Un vaccin contre l'héroïne, réalité ou fantasme ?

La consommation d'héroïne provoque une dépendance très forte et quasi-immédiate. Des scientifiques mexicains ont annoncé être proches du développement d'un vaccin contre cette drogue. Une déclaration qui relance l'espoir. A tort ou à raison ?

Héloïse Rambert
Rédigé le
Un vaccin contre l'héroïne, réalité ou fantasme ?

Un vaccin qui permettrait de soustraire les héroïnomanes à leur addiction, l'idée est plus que séduisante.

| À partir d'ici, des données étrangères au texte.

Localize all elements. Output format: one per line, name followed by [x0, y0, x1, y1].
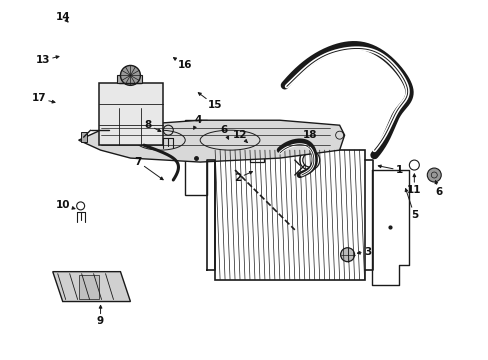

Et cette idée, qui n'est pas nouvelle, revient sur le devant de la scène, après l'annonce par des scientifiques mexicains de résultats probants chez la souris.

L'équipe de recherche mexicaine dit avoir laissé de petits dépôts d'héroïne à disposition de souris "addicts". Celles qui avaient été vaccinées ont vu leur consommation de drogue s'écrouler, comme si elles se désintéressaient de la substance.

A en croire les déclarations des chercheurs, qui n'ont pour l'instant publié aucun résultat d'étude, ce vaccin (curatif, en aucun cas préventif) rendrait donc le corps résistant aux effets de l'héroïne. L'usager ne ressentirait plus le "flash" recherché, caractéristique de la prise d'opiacés. Trop beau pour être vrai ?

Le vaccin antidrogue, "arlésienne" de l'addictologie

L'idée et la recherche d'un vaccin contre les drogues ne sont pas nouvelles. Les scientifiques du monde entier ont cherché pendant plusieurs années un vaccin contre les addictions (particulièrement contre la cocaïne), mais aucun n'a été jusque là développé avec succès.

"Ce type de travail est l'arlésienne de l'addictologie et fait l'objet de débats depuis des années", confirme le Dr Xavier Laqueille, chef du service d'addictologie de l'hôpital Saint-Anne, à Paris.

Réaction immunologique

Comme nous l'explique le Dr Laqueille, deux voies thérapeutiques différentes sont possibles dans la prise en charge de l'héroïnomanie.

Il est possible d'administrer aux malades des produits de substitution, qui bloquent l'envie de consommer de la drogue. Mais ces médicaments ne sont pas sans inconvénients. "Ce sont des produits proches de la morphine qui entretiennent une dépendance aux opiacés et doivent être pris pendant de très longues années" dit-il.

Deuxième voie possible, la prise de produits antimorphiniques qui eux, ne bloquent pas l'envie de drogue, mais son effet, lorsqu'elle est consommée. "C'est sur ce modèle qu'est basé le vaccin sur lequel les toxicologues mexicains travaillent", nous explique le Dr Laqueille.

Comment fonctionnerait-il ? Véritablement comme un vaccin banal. "Le but est de créer une sensibilisation immunologique chez le patient. Donc provoquer dans l'organisme une création d'anticorps dirigés contre la substance exogène, dans ce cas l'héroïne, qui en neutraliseront les effets", précise-t-il.

Effet limité, risques sécuritaires

Une idée qui semble intéressante, en théorie, mais qui se heurte selon le Dr Laqueille à des inconvénients majeurs. D'abord un risque de voir apparaître des réactions de type allergique. Et surtout un problème d'efficacité : "Ce type de traitement peut en effet diminuer les effets ressentis de l'héroïne, par la réaction immunologique, mais pas le supprimer totalement. En effet, les anticorps ne pourront jamais être mobilisés totalement, et le toxicomane ressentira toujours quelque chose", explique le chef de service.

Une subsistance des effets qui pourrait même avoir un effet contre-productif. "Il ne faut jamais perdre de vue que, par définition, un toxicomane aime se droguer. Il pourrait facilement être amené à augmenter les doses pour contrer l'effet du vaccin", continue-t-il.

Les problèmes purement pharmacologiques se doublent donc d'un problème éthique : peut-on donner un traitement de sevrage à quelqu'un qui ne veut pas arrêter ? "Il faut accomplir un travail de longue haleine pour obtenir de la part d'un toxicomane l'envie de "décrocher" rappelle le Dr Laqueille. "Le vaccin n'aurait un intérêt que pour aider des personnes surmotivées".

Le vaccin mexicain ne sera donc certainement pas, une fois de plus, la molécule miracle contre l'addiction aux drogues dures. Mais cette molécule pourra-t-elle seulement exister un jour ? La prise en charge du problème complexe de la toxicomanie chez l'homme risque de ne jamais pouvoir se résumer à quelque chose d'aussi simple.